Benjamin Bradlow
Benjamin Bradlow is a PhD candidate in sociology and a NSF-IGERT fellow in development and inequality at Brown University. His dissertation research compares urban governance of public goods (housing, public transportation, and sanitation) in São Paulo and Johannesburg after transitions to democracy. This work has won a Fulbright Scholarship and a grant from the Brazilian Studies Association. He has been a visiting researcher hosted by the Center for Metropolitan Studies at the University of São Paulo and the Public Affairs Research Institute at the University of Witwatersrand in Johannesburg. His research interests are in political economy of globalization and development, comparative urban sociology, and state-society relations. He holds a Masters in City Planning from MIT and a BA in history from Swarthmore College.

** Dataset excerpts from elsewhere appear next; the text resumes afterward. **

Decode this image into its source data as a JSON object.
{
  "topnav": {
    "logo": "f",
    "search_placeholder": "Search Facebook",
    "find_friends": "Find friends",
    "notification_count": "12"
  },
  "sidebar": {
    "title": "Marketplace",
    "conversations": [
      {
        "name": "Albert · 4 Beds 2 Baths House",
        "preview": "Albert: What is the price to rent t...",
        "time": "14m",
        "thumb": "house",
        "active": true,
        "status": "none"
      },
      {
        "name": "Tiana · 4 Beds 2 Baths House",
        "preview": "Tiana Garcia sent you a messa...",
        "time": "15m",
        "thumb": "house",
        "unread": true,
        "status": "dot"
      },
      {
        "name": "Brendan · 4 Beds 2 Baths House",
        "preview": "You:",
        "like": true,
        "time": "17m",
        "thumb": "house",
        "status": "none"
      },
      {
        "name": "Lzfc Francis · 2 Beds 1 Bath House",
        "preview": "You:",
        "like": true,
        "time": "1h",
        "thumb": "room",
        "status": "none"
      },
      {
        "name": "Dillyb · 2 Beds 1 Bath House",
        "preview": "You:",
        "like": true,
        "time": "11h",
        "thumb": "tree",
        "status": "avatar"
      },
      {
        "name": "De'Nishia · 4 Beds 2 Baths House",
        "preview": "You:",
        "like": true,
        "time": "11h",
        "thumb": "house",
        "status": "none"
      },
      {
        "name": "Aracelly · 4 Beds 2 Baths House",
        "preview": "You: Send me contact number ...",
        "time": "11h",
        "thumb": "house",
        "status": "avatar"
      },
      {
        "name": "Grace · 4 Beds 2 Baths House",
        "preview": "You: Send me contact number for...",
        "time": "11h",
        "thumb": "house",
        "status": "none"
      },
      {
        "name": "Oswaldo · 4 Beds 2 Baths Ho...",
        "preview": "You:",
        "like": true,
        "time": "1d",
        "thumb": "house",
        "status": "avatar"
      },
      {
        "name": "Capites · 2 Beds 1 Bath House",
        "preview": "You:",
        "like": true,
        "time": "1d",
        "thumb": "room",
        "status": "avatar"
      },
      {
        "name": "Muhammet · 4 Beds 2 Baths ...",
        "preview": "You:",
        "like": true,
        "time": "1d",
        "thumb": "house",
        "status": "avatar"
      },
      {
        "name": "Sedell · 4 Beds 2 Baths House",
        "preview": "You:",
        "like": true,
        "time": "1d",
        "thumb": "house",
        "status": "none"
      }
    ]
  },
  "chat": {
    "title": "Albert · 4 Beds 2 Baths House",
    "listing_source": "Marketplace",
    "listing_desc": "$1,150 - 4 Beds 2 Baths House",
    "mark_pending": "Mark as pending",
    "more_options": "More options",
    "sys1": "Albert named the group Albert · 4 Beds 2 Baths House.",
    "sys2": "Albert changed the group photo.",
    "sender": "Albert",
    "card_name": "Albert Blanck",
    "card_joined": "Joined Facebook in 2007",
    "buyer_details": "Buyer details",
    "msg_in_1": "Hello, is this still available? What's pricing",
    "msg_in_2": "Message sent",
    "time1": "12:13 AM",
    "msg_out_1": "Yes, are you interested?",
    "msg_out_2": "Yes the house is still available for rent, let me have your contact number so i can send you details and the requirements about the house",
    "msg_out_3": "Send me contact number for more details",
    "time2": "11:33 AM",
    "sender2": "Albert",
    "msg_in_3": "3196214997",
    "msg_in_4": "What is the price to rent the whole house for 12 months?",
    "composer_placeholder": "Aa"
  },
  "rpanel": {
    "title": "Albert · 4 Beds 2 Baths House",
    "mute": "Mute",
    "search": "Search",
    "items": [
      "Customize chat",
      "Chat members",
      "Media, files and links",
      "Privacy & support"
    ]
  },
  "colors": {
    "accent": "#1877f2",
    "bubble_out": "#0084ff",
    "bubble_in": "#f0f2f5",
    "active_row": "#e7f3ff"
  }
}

His career has crossed research and practice and he worked in the management of the secretariat of Shack/Slum Dwellers International in Cape Town between 2009 and 2014. SDI is a network of urban social movements in Africa, Asia, and Latin America. He worked previously as a journalist covering politics and economics in Johannesburg and Philadelphia (USA). His work has been published in Environment & Urbanization, International Development Planning Review, Sustainable Development Law & Policy, and in news and analysis publications including The Conversation and the Financial Times.